When he was 14, he co-developed RSS 1.0.
Today, his family burying him after his girlfriend found him dead by suicide in his Brooklyn apartment.
He was 26 years old.
Now, an argument can be made that his pending court case led to his taking his own life. For those of you not familiar with Aaron Swartz’ situation: Aaron was charged with wire fraud, computer fraud, unlawfully obtaining information from a protected computer, and recklessly damaging a protected computer. If found guilty on all charges, he was looking at a possible 35 years behind bars.

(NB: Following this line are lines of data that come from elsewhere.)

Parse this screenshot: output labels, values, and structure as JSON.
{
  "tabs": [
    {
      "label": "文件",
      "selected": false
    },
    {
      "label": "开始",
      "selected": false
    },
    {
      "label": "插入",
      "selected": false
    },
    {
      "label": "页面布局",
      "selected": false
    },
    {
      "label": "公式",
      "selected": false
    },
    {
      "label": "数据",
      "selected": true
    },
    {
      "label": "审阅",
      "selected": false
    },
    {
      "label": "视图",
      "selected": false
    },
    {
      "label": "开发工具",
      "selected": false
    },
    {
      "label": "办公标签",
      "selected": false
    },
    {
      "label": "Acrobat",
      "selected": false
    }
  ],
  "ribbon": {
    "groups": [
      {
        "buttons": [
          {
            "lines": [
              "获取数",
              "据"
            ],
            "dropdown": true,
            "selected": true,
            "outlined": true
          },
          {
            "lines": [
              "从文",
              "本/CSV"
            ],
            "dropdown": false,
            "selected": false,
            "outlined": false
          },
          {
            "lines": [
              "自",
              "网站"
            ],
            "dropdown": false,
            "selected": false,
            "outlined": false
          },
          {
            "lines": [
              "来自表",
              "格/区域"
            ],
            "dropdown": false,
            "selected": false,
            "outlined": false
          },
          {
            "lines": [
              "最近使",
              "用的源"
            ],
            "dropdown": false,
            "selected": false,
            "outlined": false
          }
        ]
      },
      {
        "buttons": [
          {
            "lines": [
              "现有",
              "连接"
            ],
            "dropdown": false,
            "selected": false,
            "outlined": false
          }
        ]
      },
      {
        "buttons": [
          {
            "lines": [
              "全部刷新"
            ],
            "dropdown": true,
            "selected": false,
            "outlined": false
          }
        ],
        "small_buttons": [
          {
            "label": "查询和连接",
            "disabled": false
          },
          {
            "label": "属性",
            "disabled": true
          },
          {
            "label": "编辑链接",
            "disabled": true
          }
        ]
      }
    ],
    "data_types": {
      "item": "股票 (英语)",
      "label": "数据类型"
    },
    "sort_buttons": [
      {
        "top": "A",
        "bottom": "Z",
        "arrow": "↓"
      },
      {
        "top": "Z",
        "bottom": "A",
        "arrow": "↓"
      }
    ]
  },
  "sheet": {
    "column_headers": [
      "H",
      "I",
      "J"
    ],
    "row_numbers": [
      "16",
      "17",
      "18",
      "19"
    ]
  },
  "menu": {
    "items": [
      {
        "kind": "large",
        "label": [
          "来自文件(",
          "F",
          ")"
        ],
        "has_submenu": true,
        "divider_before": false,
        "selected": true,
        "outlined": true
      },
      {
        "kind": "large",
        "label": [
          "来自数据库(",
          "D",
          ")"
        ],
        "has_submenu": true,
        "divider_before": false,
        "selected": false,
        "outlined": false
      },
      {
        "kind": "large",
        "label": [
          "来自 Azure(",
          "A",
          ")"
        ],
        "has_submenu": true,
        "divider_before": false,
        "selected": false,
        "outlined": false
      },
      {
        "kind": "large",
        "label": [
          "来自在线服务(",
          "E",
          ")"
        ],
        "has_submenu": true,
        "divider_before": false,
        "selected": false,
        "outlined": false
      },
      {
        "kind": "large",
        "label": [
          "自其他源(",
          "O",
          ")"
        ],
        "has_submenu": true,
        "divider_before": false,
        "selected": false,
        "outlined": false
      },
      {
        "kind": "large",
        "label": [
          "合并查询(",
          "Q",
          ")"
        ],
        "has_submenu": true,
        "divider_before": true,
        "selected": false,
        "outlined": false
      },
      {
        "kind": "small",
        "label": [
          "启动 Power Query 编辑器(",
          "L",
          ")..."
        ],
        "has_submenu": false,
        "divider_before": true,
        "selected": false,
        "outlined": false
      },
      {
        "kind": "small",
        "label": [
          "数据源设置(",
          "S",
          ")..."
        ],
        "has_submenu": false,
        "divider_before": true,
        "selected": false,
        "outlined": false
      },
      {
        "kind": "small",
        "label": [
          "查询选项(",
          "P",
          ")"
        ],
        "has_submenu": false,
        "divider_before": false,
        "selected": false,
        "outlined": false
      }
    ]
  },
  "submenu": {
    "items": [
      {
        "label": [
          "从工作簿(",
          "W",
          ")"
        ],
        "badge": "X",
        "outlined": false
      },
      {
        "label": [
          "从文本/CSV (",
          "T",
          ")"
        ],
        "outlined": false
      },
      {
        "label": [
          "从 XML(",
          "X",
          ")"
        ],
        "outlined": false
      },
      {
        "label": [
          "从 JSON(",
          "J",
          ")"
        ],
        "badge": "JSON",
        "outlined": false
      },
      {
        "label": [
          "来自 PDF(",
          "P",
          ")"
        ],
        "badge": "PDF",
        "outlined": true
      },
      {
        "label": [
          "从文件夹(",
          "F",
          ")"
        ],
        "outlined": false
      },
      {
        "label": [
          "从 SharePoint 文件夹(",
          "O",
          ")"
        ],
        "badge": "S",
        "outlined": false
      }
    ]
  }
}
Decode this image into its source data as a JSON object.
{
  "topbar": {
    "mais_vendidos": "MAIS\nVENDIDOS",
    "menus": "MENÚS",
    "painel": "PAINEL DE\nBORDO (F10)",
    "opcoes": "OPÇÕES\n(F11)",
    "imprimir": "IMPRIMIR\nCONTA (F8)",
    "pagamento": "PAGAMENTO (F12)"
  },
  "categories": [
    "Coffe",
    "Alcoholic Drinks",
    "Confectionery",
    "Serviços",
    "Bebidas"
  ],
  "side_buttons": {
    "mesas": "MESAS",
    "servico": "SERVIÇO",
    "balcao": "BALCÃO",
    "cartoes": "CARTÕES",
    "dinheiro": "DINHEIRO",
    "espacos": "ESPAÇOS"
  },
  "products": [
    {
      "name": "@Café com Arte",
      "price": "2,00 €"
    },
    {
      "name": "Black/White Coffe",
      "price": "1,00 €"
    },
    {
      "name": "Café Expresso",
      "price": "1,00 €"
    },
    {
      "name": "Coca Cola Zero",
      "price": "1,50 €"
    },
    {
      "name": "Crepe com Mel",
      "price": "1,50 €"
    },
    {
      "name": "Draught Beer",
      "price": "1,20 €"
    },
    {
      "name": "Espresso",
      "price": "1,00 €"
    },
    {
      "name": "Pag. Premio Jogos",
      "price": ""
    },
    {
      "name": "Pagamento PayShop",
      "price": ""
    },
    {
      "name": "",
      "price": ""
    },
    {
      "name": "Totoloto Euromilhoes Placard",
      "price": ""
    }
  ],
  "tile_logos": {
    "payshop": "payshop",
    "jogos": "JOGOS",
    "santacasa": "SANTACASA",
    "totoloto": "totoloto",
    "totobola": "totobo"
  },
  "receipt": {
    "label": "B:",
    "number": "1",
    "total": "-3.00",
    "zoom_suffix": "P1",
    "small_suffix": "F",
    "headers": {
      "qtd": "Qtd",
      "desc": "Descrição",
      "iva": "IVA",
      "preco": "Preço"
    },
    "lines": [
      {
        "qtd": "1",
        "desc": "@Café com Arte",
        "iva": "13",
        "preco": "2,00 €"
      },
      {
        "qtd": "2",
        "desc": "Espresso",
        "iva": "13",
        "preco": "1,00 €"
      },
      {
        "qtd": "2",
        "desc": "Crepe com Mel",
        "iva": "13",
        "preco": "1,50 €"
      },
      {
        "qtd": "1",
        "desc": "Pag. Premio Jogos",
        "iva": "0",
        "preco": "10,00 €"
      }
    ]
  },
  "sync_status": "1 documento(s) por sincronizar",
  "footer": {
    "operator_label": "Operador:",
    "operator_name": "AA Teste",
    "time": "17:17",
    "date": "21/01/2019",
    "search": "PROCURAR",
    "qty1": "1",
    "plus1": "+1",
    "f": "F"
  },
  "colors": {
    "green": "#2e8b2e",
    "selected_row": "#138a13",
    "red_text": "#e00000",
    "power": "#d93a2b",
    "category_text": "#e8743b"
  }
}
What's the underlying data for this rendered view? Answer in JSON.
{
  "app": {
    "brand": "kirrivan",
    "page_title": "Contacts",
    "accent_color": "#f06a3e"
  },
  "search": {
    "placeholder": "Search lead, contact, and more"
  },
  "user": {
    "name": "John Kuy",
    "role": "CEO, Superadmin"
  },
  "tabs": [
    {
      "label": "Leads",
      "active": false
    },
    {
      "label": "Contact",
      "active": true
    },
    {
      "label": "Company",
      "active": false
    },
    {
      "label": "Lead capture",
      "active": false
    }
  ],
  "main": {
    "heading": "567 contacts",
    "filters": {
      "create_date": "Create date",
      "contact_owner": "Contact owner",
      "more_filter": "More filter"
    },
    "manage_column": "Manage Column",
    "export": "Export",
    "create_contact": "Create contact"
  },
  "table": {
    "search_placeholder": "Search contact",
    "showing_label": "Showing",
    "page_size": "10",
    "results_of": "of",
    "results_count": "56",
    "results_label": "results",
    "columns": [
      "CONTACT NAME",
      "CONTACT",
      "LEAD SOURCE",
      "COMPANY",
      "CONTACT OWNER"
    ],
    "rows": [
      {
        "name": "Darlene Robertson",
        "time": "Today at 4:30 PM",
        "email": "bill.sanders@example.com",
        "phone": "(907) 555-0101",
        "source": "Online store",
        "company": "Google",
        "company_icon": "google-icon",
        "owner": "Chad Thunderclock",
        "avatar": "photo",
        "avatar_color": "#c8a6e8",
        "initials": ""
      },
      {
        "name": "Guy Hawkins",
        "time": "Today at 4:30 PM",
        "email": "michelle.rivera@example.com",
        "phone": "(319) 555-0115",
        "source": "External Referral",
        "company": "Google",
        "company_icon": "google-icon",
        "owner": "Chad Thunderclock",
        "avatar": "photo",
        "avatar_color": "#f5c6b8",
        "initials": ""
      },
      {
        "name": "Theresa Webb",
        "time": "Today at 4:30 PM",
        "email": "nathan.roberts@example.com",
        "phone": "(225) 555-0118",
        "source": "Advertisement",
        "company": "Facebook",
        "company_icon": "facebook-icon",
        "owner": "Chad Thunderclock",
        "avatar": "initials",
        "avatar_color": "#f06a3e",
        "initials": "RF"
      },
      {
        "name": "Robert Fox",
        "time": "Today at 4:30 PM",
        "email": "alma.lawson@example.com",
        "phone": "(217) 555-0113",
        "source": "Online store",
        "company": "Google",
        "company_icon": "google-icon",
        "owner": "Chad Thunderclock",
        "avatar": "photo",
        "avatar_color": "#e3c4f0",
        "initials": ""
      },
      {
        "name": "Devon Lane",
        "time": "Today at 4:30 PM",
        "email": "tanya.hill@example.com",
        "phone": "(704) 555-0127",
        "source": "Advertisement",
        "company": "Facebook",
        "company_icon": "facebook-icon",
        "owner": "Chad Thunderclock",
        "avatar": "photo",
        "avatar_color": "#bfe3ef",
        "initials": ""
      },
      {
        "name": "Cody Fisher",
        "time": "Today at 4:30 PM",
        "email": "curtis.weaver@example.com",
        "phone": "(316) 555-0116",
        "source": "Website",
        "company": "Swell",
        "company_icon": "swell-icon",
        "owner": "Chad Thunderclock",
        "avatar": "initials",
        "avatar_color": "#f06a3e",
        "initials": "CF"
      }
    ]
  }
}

What did he actually do? He hacked into a JSTOR account, which is basically a digital library of academic journals. He downloaded a couple million articles and was going to post them in the public domain. JSTOR actually dropped the charges against him, and he returned the files, but an overzealous U.S. attorney’s office decided they were going to make an example of him.
Now, I could go on a rant about how it is completely arbitrary the way our system works sometimes, wherein a twenty-something is looking at a possible 35 years in prison for providing access to educational articles for the masses, and not a single person is charged when banks are found laundering over $1B dollars for drug cartels and terrorist organizations… but that is not what this blog is about.
This blog is about suicide, and Aaron Swartz is now a statistic. Like David, Aaron decided that life was no longer worth living and hung himself in his apartment.
Aaron appears—appeared—to be a very smart, decent-looking guy who had the world ahead of him and a thousand opportunities. This sounds awfully familiar, doesn’t it?
I am not going to discount the impact the case probably had on his decision. When you make the switch to suicide, there is always something that drove you to that point. The questions remains: Is there anything we could have done or provided to Aaron that may have resulted in a different outcome?
Even with the pending case, wasn’t Aaron’s life worth living? I think so. What tools could we have provided him in his time of need?
I mourn the loss of Aaron Swartz and extend my deepest condolences to his family and friends. I want to thank him for all of the contributions he made to the digital community in so much as his work makes stuff like this blog possible.